L'année prochaine marquera le dixième anniversaire de la publication de Patria, un roman qui a placé Fernando Aramburu au sommet de la littérature espagnole et a marqué des millions de lecteurs à travers le monde par son approche à la fois intime et crue de la dimension humaine du conflit basque et des actions de l'organisation terroriste ETA. Patria fut non seulement un succès littéraire, mais aussi un formidable appel à l'action contre l'extrémisme idéologique et la déshumanisation à laquelle le fanatisme conduit souvent. Près de dix ans plus tard, le Pays basque respire la paix, mais le monde est confronté à d'autres dangers, d'autres guerres et d'autres menaces.
Il parle d'« intellectuels » sans s'inclure. Pourtant, il porte un regard lucide et engagé sur les complexités du monde actuel. « Je ne crois pas à l'attitude de l'ermite qui se retire dans son jardin clos. Je regarde chaque jour ce qui se passe dans mon pays et dans le monde. Et il y a des jours où mon moral baisse », confesse-t-il.
Bien qu'il ait toujours gardé un œil attentif sur la géographie basque où il est né et a vécu jusqu'à sa plus tendre enfance, l'écrivain vit à Hanovre (Allemagne) depuis quarante ans. Il a enseigné pendant des années, ce qui lui permet de se sentir proche des jeunes. Il met cependant en garde contre une nuance troublante : « Ils sont nés et ont toujours vécu en démocratie, et ils ne savent donc pas ce qu'est une dictature. La jeunesse a une tendance naturelle au changement et à laisser sa marque. Mais changer aujourd'hui signifierait-il supprimer la démocratie ? Cela nous mènerait au totalitarisme », prévient-il.

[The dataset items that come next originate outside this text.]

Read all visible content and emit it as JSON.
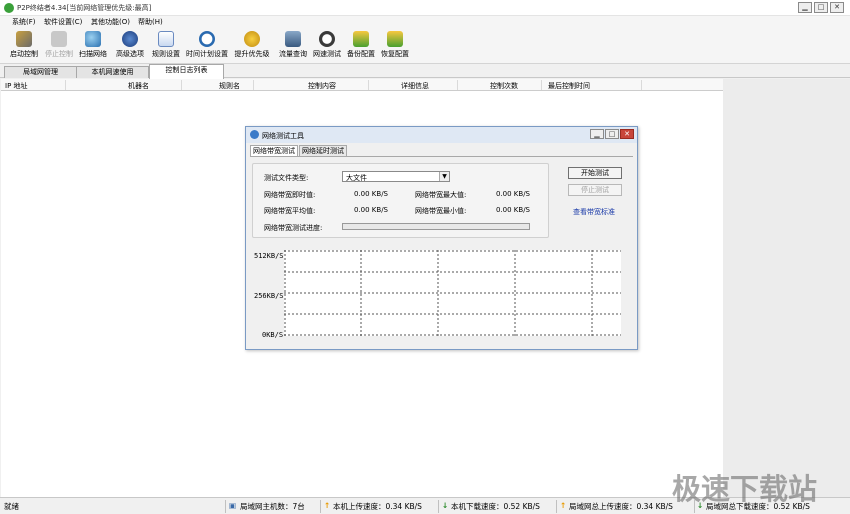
{
  "window": {
    "title": "P2P终结者4.34[当前网络管理优先级:最高]"
  },
  "menu": [
    "系统(F)",
    "软件设置(C)",
    "其他功能(O)",
    "帮助(H)"
  ],
  "toolbar": [
    {
      "label": "启动控制",
      "icon": "start-icon",
      "enabled": true
    },
    {
      "label": "停止控制",
      "icon": "stop-icon",
      "enabled": false
    },
    {
      "label": "扫描网络",
      "icon": "scan-icon",
      "enabled": true
    },
    {
      "label": "高级选项",
      "icon": "advanced-icon",
      "enabled": true
    },
    {
      "label": "规则设置",
      "icon": "rules-icon",
      "enabled": true
    },
    {
      "label": "时间计划设置",
      "icon": "clock-icon",
      "enabled": true
    },
    {
      "label": "提升优先级",
      "icon": "priority-icon",
      "enabled": true
    },
    {
      "label": "流量查询",
      "icon": "traffic-icon",
      "enabled": true
    },
    {
      "label": "网速测试",
      "icon": "speedtest-icon",
      "enabled": true
    },
    {
      "label": "备份配置",
      "icon": "backup-icon",
      "enabled": true
    },
    {
      "label": "恢复配置",
      "icon": "restore-icon",
      "enabled": true
    }
  ],
  "tabs": [
    {
      "label": "局域网管理",
      "active": false
    },
    {
      "label": "本机网速使用",
      "active": false
    },
    {
      "label": "控制日志列表",
      "active": true
    }
  ],
  "table": {
    "columns": [
      "IP 地址",
      "机器名",
      "规则名",
      "控制内容",
      "详细信息",
      "控制次数",
      "最后控制时间"
    ]
  },
  "dialog": {
    "title": "网络测试工具",
    "tabs": [
      "网络带宽测试",
      "网络延时测试"
    ],
    "file_type_label": "测试文件类型:",
    "file_type_value": "大文件",
    "instant_label": "网络带宽即时值:",
    "instant_value": "0.00 KB/S",
    "max_label": "网络带宽最大值:",
    "max_value": "0.00 KB/S",
    "avg_label": "网络带宽平均值:",
    "avg_value": "0.00 KB/S",
    "min_label": "网络带宽最小值:",
    "min_value": "0.00 KB/S",
    "progress_label": "网络带宽测试进度:",
    "progress": 0,
    "start_button": "开始测试",
    "stop_button": "停止测试",
    "view_link": "查看带宽标准",
    "graph": {
      "y_labels": [
        "512KB/S",
        "256KB/S",
        "0KB/S"
      ]
    }
  },
  "statusbar": {
    "status": "就绪",
    "hosts": "局域网主机数：7台",
    "local_up": "本机上传速度：0.34 KB/S",
    "local_down": "本机下载速度：0.52 KB/S",
    "lan_up": "局域网总上传速度：0.34 KB/S",
    "lan_down": "局域网总下载速度：0.52 KB/S"
  },
  "watermark": "极速下载站",
  "colors": {
    "accent": "#3aa03a",
    "link": "#1a3aa8",
    "up_arrow": "#e89a00",
    "down_arrow": "#2a8a2a"
  }
}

Dans « Patria », vous décrivez les dangers du fanatisme et de l'idéologie extrême au Pays basque. Y a-t-il d'autres phénomènes actuels où vous percevez un risque similaire ?

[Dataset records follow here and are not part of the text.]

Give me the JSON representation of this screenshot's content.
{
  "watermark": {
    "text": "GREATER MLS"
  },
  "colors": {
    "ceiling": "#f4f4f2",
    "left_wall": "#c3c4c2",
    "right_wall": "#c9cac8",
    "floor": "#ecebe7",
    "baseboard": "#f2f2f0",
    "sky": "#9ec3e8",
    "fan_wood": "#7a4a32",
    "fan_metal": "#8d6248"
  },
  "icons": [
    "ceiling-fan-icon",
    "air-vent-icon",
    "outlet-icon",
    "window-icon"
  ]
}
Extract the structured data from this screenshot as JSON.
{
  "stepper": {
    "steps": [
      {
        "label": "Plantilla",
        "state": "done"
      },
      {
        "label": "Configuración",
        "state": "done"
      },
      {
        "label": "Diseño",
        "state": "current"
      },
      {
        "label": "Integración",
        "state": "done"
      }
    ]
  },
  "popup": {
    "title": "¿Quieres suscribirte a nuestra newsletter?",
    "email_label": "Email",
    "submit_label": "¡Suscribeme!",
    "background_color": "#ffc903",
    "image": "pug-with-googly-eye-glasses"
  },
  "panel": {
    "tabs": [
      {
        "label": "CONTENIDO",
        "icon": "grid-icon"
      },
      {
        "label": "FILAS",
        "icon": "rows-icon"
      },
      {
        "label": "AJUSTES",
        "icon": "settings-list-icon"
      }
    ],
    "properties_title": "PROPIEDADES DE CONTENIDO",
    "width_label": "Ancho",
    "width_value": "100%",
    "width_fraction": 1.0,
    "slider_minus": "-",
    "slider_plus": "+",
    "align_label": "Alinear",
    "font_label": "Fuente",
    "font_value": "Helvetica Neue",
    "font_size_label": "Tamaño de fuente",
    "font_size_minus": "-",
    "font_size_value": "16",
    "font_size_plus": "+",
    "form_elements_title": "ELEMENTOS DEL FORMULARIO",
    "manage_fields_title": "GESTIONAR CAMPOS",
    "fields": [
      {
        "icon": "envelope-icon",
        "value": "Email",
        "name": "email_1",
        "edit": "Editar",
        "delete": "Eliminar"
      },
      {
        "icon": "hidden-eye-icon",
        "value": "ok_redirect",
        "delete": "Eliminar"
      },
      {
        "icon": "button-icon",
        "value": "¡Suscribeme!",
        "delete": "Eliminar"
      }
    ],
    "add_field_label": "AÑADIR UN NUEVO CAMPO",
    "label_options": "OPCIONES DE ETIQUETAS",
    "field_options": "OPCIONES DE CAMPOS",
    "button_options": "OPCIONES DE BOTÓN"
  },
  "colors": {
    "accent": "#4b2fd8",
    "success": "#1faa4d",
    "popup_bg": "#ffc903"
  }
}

Oui, bien sûr. C'est un thème fondamental, non seulement dans ma littérature, mais aussi dans ma vie de citoyen coexistant avec les autres selon des critères moraux. Je suis très reconnaissant à un livre que j'ai lu dans ma jeunesse, L'Homme révolté de Camus, à qui je dois le fondement moral qui non seulement nourrit mon œuvre littéraire, mais m'aide aussi dans ma vie quotidienne. De là vient le rejet de l'idéologie comme justification de l'agression. Heureusement, je l'ai perçu dès mon plus jeune âge, lorsque, comme tant d'autres jeunes, j'ai été exposé à la propagande dans une société en proie à des conflits et où les attentats étaient incessants. Ce qui m'a sauvé de la violence, c'est une notion morale. C'est-à-dire un ensemble de normes pratiques qui favorisent la coexistence pacifique et exigent le respect d'autrui. Et j'ai constaté que l'idéologie, qui ne se compose pas d'idées générées par ceux qui les cultivent, mais plutôt d'idées acquises, est souvent utilisée comme justification pour se donner bonne conscience et se donner les moyens de nuire. Et pour moi, c'est inacceptable.

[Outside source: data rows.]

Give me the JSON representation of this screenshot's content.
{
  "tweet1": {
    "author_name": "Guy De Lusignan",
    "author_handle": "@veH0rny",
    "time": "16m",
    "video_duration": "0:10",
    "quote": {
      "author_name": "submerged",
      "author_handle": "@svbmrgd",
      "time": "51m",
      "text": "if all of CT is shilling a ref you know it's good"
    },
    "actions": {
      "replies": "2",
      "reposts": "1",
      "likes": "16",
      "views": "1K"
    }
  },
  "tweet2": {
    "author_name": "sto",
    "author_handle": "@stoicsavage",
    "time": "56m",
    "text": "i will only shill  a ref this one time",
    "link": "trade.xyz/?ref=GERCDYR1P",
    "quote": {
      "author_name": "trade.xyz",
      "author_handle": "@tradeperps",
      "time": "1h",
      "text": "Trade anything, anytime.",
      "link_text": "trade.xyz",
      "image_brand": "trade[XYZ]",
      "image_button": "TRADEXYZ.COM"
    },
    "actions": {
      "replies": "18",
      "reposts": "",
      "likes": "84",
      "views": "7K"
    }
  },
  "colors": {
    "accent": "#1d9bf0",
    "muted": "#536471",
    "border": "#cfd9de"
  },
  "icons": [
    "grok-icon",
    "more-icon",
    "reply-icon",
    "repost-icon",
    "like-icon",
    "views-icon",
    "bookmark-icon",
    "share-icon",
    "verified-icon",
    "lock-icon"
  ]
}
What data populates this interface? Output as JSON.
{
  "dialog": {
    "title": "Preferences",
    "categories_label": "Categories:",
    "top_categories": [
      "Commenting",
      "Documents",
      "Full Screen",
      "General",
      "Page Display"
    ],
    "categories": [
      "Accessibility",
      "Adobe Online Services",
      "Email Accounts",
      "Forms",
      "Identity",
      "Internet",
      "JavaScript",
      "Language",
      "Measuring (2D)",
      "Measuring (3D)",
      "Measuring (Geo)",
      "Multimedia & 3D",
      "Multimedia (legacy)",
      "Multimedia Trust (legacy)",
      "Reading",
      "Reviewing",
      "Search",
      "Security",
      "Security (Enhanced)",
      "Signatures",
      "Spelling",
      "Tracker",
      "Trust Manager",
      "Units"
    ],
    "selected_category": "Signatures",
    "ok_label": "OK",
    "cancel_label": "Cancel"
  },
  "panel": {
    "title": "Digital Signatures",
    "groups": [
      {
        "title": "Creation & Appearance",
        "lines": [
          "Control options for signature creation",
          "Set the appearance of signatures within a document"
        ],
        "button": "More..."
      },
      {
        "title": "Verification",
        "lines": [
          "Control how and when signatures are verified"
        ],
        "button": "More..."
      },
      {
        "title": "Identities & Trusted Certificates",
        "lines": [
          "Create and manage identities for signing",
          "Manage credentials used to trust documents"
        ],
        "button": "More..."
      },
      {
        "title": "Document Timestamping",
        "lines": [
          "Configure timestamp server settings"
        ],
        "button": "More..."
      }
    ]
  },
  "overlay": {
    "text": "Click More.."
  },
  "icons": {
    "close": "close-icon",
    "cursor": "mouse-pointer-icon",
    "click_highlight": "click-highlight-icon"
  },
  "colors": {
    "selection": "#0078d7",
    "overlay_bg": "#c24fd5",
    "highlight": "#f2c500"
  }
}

Quand j'écris de la littérature, je ne théorise pas, comme je le fais actuellement dans une interview, mais j'essaie de transmettre cette idée dans mes romans et mes nouvelles. Parfois, j'utilise des descriptions brutales de la violence, espérant secrètement que l'injustice et les abus seront désagréables ; au risque même que mes livres deviennent ce que certains considèrent comme excessivement durs. C'est pourquoi je suis si reconnaissant à Camus de m'avoir appris à valoriser l'être humain plus que les convictions politiques, religieuses ou autres.
Pensez-vous que les sociétés apprennent de leurs propres tragédies ou sont-elles plus enclines à répéter leurs erreurs ?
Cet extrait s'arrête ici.